In def cons[A](hd: => A, tl: => Stream[A]) : Stream[A]

the type of hd is A, tl is Stream[A]

whereas in case class Cons[+A](h: () => A, t: () => Stream[A]) extends Stream[A]

h is of type Function0[A] and t of type Function0[Stream[A]]

given the type of hd is A, the smart constructor invokes the case class as

 lazy val head = hd
 lazy val tail = tl
 Cons(() => head, () => tail) //it creates a function closure so that head is accessible within Cons for lazy evaluation

Answer 3

First, you are assuming that => A and () => A are the same. However, they are not. For example, the => A can only be used in the context of passing parameters by-name - it is impossible to declare a val of type => A. As case class parameters are always vals (unless explicitly declared vars), it is clear why case class Cons[+A](h: => A, t: => Stream[A]) would not work.

Second, just wrapping a by-name parameter into a function with an empty parameter list is not the same as what the code above accomplishes: using lazy vals, it is ensured that both hd and tl are evaluated at most once. If the code read

Cons(() => hd, () => tl)

the original hd would be evaluated every time the h method (field) of a Cons object is invoked. Using a lazy val, hd is evaluated only the first time the h method of this Cons object is invoked, and the same value is returned in every subsequent invocation.

Demonstrating the difference in a stripped-down fashion in the REPL:

> def foo = { println("evaluating foo"); "foo" }
> val direct : () => String = () => foo
> direct()
evaluating foo
res6: String = foo
> direct()
evaluating foo
res7: String = foo
> val lzy : () => String = { lazy val v = foo; () => v }
> lzy()
evaluating foo
res8: String = foo
> lzy()
res9: String = foo

Note how the "evaluating foo" output in the second invocation of lzy() is gone, as opposed to the second invocation of direct().

Answer 4

The difference is in => A not being equal to () => A.

The former is pass by name, and the latter is a function that takes no parameters and returns an A.

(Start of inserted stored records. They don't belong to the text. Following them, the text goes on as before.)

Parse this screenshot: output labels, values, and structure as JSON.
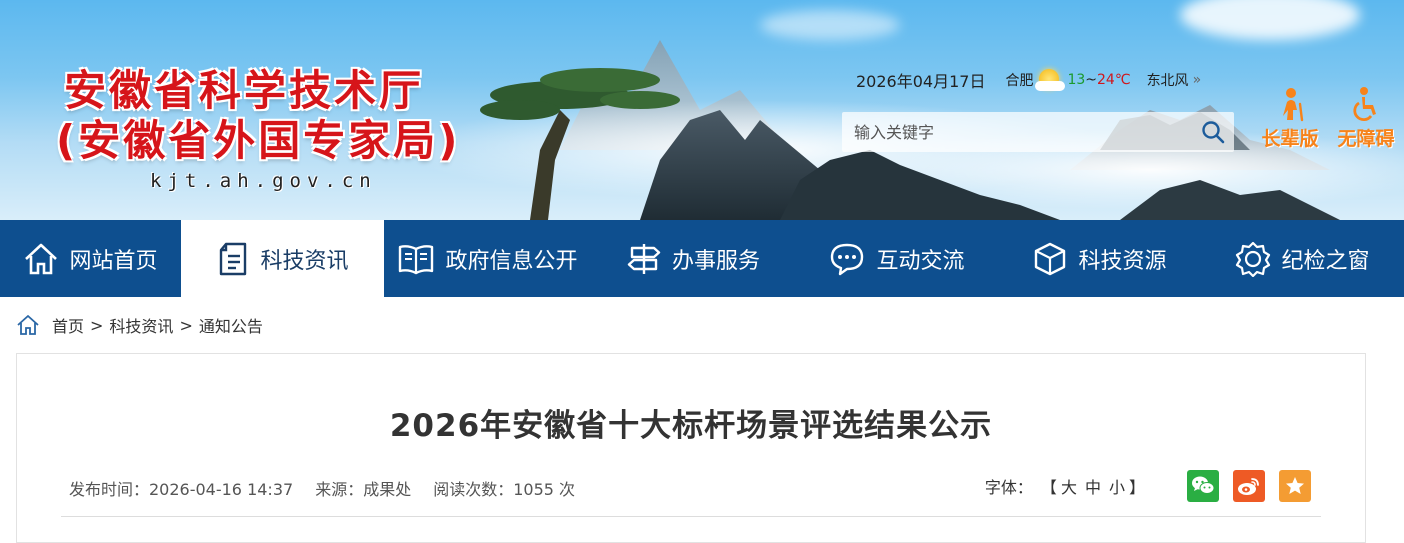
{
  "header": {
    "title_line1": "安徽省科学技术厅",
    "title_line2": "(安徽省外国专家局)",
    "domain": "kjt.ah.gov.cn",
    "date": "2026年04月17日",
    "city": "合肥",
    "weather_icon": "sun-cloud-icon",
    "temp_low": "13",
    "temp_sep": "~",
    "temp_high": "24℃",
    "wind": "东北风",
    "more": "»",
    "search_placeholder": "输入关键字",
    "elder_label": "长辈版",
    "accessible_label": "无障碍"
  },
  "nav": {
    "items": [
      {
        "label": "网站首页",
        "icon": "home-icon"
      },
      {
        "label": "科技资讯",
        "icon": "document-icon",
        "active": true
      },
      {
        "label": "政府信息公开",
        "icon": "book-icon"
      },
      {
        "label": "办事服务",
        "icon": "signpost-icon"
      },
      {
        "label": "互动交流",
        "icon": "chat-icon"
      },
      {
        "label": "科技资源",
        "icon": "cube-icon"
      },
      {
        "label": "纪检之窗",
        "icon": "gear-badge-icon"
      }
    ]
  },
  "breadcrumb": {
    "home": "首页",
    "sep": ">",
    "level1": "科技资讯",
    "level2": "通知公告"
  },
  "article": {
    "title": "2026年安徽省十大标杆场景评选结果公示",
    "publish_time": "发布时间：2026-04-16 14:37",
    "source": "来源：成果处",
    "reads": "阅读次数：1055 次",
    "font_label": "字体：",
    "bracket_open": "【",
    "font_large": "大",
    "font_medium": "中",
    "font_small": "小",
    "bracket_close": "】"
  },
  "colors": {
    "nav_bg": "#0e4f8f",
    "title_red": "#d6151a",
    "assist_orange": "#f7831a",
    "wechat_green": "#2aae43",
    "weibo_orange": "#ee5a25",
    "favorite_orange": "#f49c33"
  }
}
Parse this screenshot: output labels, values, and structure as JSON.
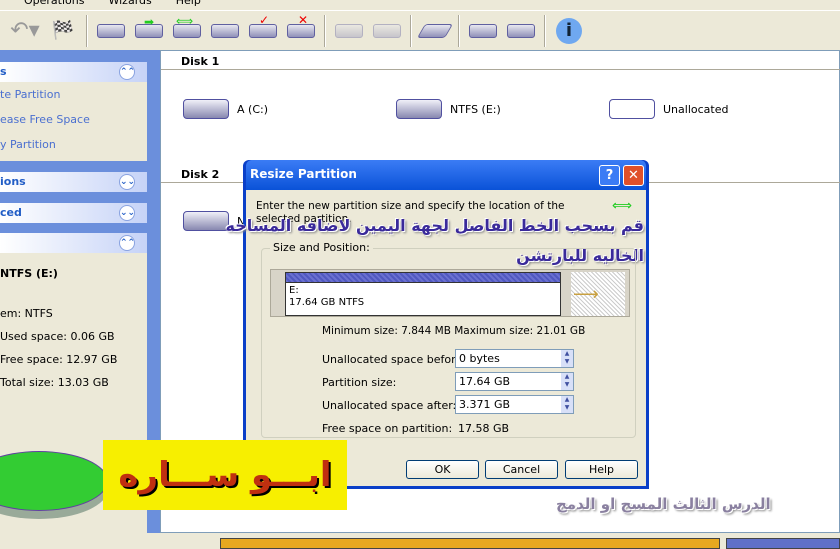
{
  "menu": [
    "Operations",
    "Wizards",
    "Help"
  ],
  "toolbar": [
    {
      "name": "undo-icon",
      "glyph": "↶"
    },
    {
      "name": "apply-flag-icon",
      "glyph": "🏁"
    },
    {
      "name": "copy-partition-icon"
    },
    {
      "name": "move-partition-icon"
    },
    {
      "name": "resize-partition-icon"
    },
    {
      "name": "format-partition-icon"
    },
    {
      "name": "check-partition-icon"
    },
    {
      "name": "delete-partition-icon"
    },
    {
      "name": "disabled-tool-1-icon"
    },
    {
      "name": "disabled-tool-2-icon"
    },
    {
      "name": "wipe-icon"
    },
    {
      "name": "properties-icon"
    },
    {
      "name": "explore-icon"
    },
    {
      "name": "info-icon",
      "glyph": "ℹ"
    }
  ],
  "sidebar": {
    "sections": [
      {
        "title": "s",
        "expanded": true,
        "items": [
          "te Partition",
          "ease Free Space",
          "y Partition"
        ]
      },
      {
        "title": "ions",
        "expanded": false
      },
      {
        "title": "ced",
        "expanded": false
      },
      {
        "title": "",
        "expanded": true
      }
    ],
    "details": {
      "name": "NTFS (E:)",
      "fs": "em: NTFS",
      "used": "Used space:  0.06 GB",
      "free": "Free space:  12.97 GB",
      "total": "Total size:     13.03 GB"
    }
  },
  "main": {
    "disk1": "Disk 1",
    "disk2": "Disk 2",
    "volumes": [
      "A (C:)",
      "NTFS (E:)",
      "Unallocated"
    ],
    "disk2_vol": "NT"
  },
  "dialog": {
    "title": "Resize Partition",
    "instructions": "Enter the new partition size and specify the location of the selected partition.",
    "group": "Size and Position:",
    "part_letter": "E:",
    "part_info": "17.64 GB  NTFS",
    "minmax": "Minimum size: 7.844 MB   Maximum size: 21.01 GB",
    "fields": [
      {
        "label": "Unallocated space before:",
        "value": "0 bytes"
      },
      {
        "label": "Partition size:",
        "value": "17.64 GB"
      },
      {
        "label": "Unallocated space after:",
        "value": "3.371 GB"
      }
    ],
    "free_label": "Free space on partition:",
    "free_value": "17.58 GB",
    "ok": "OK",
    "cancel": "Cancel",
    "help": "Help"
  },
  "overlay": {
    "instruction_ar_1": "قم بسحب الخط الفاصل لجهة اليمين لاضافه المساحه",
    "instruction_ar_2": "الخاليه للبارتشن",
    "author": "ابـــو ســـاره",
    "lesson": "الدرس الثالث المسح او الدمج"
  },
  "colors": {
    "sidebar": "#6b8fdc",
    "titlebar": "#0a52d8",
    "banner": "#f7ef00",
    "pie": "#33cc33"
  }
}
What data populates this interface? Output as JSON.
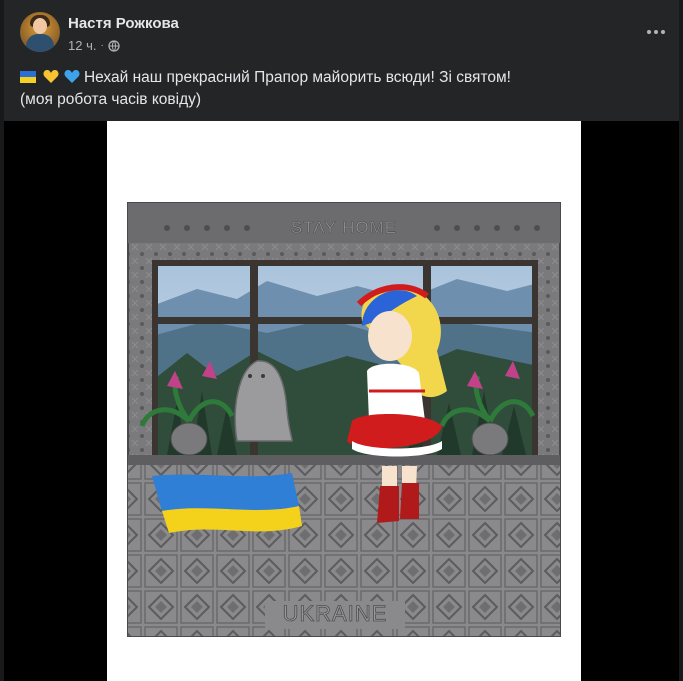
{
  "post": {
    "author": "Настя Рожкова",
    "time": "12 ч.",
    "separator": "·",
    "privacy_icon": "globe-icon",
    "more_icon": "more-horizontal-icon",
    "text_line1": "Нехай наш прекрасний Прапор майорить всюди! Зі святом!",
    "text_line2": "(моя робота часів ковіду)",
    "emoji": [
      "ukraine-flag-emoji",
      "yellow-heart-emoji",
      "blue-heart-emoji"
    ]
  },
  "artwork": {
    "top_inscription": "STAY HOME",
    "bottom_inscription": "UKRAINE",
    "colors": {
      "flag_blue": "#2f7fd6",
      "flag_yellow": "#f4d21c",
      "frame": "#6e6e70",
      "shirt_red": "#d01c1c"
    }
  },
  "colors": {
    "background": "#18191a",
    "card": "#242526",
    "text": "#e4e6eb",
    "secondary": "#b0b3b8"
  }
}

You can test this out in the Scala REPL.

scala> def test(x: => Int): () => Int = x
<console>:9: error: type mismatch;
 found   : Int
 required: () => Int
       def test(x: => Int): () => Int = x
                                        ^

Simply referencing x in my sample causes the parameter to be invoked. In your sample, it's constructing a method which defers invocation of x.